Another way the EX90 will protect its occupants is a whole-car, internal radar system, capable of detecting movement and preventing the doors from being locked. The Occupant Sensing Technology will be standard, with the primary goal of preventing the tragic death of children locked in cars on hot days.
Like the three-point safety belt all those years ago, this will be a true industry first.
Solving supply
If all this talk of new sensors inside and out has you thinking about little chips and the massive supply chain woes they can bring, your head is in the right place. I asked Rowan about this, whether Volvo was considering getting in the silicon game like Tesla and building its own chips.
When it comes to hardware, sensors, and the silicon that powers them, Rowan is a buy vs. build kind of CEO: “We’ve made the choice that we are going to buy our silicon, because we think that people like Nvidia and Qualcomm are, you know, they have the infrastructure, they have the know-how, and they will progress quickly.”
Sensors too, whether lidar, radar, or other, will be brought in from suppliers. “What we’re really interested in doing is writing the software that takes you from the silicon to the application layer.”
So the future of Volvo is electric, obviously, but it’s also riddled with sensors and loaded up with stacks of software, all translating masses of raw data from hundreds of sensors into meaningful information.
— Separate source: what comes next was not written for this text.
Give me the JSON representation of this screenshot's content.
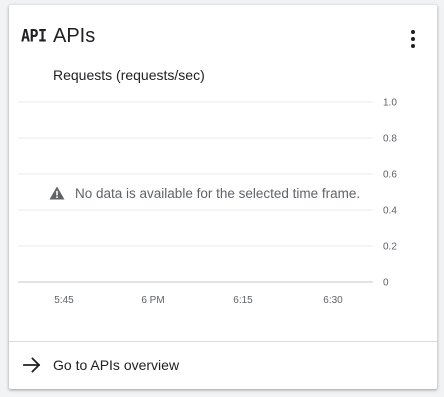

It’s enough information, theoretically, for these cars to predict risky situations. Over the past decade we’ve seen an evolving focus from passive safety, things that save your life in a crash, to active safety, technologies that help to prevent that crash that’s only seconds away. With lidar looking farther down the road and sensors monitoring for problems inside the cabin, the next step increasingly feels a little like pre-crime: Preventing situations that might have cost lives in the first place.